Open dialog containing preview of the Environment architecture after lab completion

Use Cases

Amazon Bedrock’s model evaluation feature is useful for:
- Machine Learning Engineers: Testing and comparing different Generative AI models.
- Cloud Architects: Integrating AI models into cloud-based applications.
- DevOps Engineers: Managing AI-based workflows in cloud environments.
- Software Engineers: Embedding AI capabilities into web and mobile applications.

Prerequisites

Familiarity with the following AWS services will be beneficial:
- Amazon S3 (for storage management)
- Amazon Bedrock (for Generative AI services)

If you're unfamiliar with these, consider reading AWS documentation before proceeding.

Step 1: Creating Amazon S3 Buckets for Dataset and Results

Amazon Bedrock requires two S3 buckets:

Dataset Bucket – Stores the input dataset (prompt-response pairs) for model evaluation.
Results Bucket – Stores the evaluation results after Amazon Bedrock processes the dataset.

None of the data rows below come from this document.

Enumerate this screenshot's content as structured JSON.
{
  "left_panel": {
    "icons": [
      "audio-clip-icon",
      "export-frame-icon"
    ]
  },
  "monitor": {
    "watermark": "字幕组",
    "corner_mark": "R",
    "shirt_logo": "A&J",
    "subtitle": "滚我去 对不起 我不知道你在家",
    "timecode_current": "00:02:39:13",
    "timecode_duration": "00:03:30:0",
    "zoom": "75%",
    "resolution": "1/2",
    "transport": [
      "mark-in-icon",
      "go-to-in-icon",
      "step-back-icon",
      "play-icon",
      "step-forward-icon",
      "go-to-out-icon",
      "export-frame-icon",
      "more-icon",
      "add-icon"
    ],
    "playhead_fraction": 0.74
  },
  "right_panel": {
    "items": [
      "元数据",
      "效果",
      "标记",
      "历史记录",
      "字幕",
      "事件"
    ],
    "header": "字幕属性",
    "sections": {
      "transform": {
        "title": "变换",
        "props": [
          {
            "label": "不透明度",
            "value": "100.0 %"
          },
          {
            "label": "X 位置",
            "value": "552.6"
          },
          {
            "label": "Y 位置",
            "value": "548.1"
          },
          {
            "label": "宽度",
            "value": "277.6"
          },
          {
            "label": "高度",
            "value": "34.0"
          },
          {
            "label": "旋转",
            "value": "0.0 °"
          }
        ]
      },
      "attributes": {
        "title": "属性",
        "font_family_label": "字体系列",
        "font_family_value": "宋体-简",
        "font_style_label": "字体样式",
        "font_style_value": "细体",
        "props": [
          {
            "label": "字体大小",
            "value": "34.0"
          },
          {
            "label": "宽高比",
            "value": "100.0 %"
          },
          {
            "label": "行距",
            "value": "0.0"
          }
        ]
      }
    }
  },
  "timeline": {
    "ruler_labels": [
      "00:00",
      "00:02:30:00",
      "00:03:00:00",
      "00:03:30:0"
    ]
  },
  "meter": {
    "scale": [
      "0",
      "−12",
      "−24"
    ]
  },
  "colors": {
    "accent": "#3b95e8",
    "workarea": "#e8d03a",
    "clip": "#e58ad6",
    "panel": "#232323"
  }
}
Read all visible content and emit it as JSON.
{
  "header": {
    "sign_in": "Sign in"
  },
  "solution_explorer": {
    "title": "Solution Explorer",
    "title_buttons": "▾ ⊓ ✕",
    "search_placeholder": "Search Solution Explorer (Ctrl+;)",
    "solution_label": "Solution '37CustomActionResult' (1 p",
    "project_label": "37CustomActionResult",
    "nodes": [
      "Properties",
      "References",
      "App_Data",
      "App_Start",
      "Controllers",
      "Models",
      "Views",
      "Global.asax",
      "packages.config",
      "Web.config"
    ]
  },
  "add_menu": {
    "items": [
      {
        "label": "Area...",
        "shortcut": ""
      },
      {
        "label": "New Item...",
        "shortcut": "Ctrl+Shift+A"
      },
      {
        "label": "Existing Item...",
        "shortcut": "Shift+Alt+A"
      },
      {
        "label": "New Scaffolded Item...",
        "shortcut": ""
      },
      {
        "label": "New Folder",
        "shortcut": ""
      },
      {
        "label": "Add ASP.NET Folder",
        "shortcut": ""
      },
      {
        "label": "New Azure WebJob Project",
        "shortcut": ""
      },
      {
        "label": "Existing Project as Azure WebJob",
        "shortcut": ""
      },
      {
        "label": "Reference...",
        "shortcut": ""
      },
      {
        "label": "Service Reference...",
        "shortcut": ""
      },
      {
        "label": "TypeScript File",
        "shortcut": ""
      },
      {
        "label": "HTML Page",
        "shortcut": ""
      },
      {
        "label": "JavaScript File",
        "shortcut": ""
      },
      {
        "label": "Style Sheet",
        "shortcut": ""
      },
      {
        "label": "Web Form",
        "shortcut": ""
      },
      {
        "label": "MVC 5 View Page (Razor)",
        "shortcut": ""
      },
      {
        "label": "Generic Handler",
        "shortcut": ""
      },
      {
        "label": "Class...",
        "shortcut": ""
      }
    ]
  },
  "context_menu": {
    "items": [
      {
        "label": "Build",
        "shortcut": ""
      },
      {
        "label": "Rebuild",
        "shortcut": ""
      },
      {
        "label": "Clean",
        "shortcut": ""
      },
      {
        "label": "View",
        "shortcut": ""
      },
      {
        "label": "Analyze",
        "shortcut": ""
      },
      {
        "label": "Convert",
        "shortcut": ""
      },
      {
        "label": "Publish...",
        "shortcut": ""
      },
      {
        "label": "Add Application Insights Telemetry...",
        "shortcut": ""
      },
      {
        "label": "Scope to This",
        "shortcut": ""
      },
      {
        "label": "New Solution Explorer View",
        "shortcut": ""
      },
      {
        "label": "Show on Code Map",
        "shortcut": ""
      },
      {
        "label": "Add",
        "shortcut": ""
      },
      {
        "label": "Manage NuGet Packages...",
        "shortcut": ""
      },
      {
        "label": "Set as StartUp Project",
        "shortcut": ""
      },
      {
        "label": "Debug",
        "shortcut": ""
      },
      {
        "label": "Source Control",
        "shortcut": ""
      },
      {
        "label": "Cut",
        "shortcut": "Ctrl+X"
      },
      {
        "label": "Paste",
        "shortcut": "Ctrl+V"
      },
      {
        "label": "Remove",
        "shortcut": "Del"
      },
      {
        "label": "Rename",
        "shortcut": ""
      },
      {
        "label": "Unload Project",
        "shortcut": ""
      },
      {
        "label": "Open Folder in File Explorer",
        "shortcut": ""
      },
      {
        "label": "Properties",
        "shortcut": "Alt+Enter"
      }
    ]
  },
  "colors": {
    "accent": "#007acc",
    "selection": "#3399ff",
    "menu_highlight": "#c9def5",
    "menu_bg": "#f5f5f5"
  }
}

1.1 Creating the Dataset Bucket

Log in to the AWS Management Console.
In the search bar, type S3 and click on Amazon S3.
Click the Create Bucket button.
Enter a unique bucket name (e.g., bedrock-dataset-bucket).
Select the AWS Region where you want to store the dataset.
Leave other settings as default and click Create Bucket.

1.2 Uploading a Prompt Dataset

Open the bedrock-dataset-bucket.
Click Upload and add a file named prompt_dataset.json.
The dataset should contain example prompts like:

[
  { "prompt": "The chemical symbol for gold is", "category": "Chemistry", "referenceResponse": "Au" },
  { "prompt": "The tallest mountain in the world is", "category": "Geography", "referenceResponse": "Mount Everest" },
  { "prompt": "The author of 'Great Expectations' is", "category": "Literature", "referenceResponse": "Charles Dickens" }
]

Click Upload to store the dataset in S3.

1.3 Creating the Results Bucket

Go back to Amazon S3.
Click the Create Bucket button again.
Enter a unique bucket name (e.g., bedrock-results-bucket).
Select the same AWS Region as the dataset bucket.
Leave other settings as default and click Create Bucket.

Now, Amazon Bedrock will use:

bedrock-dataset-bucket to read the dataset.
bedrock-results-bucket to store evaluation results.

Step 2: Configuring Bucket Permissions and CORS

Amazon Bedrock needs permission to read the dataset from S3 and store results in another S3 bucket. To enable this, we must configure Cross-Origin Resource Sharing (CORS).

2.1 Understanding CORS and Why It’s Needed

Cross-Origin Resource Sharing (CORS) is a security feature in browsers and AWS services that prevents unauthorized requests from external sources. Since Amazon Bedrock is a separate AWS service, it needs explicit permission to access our S3 buckets.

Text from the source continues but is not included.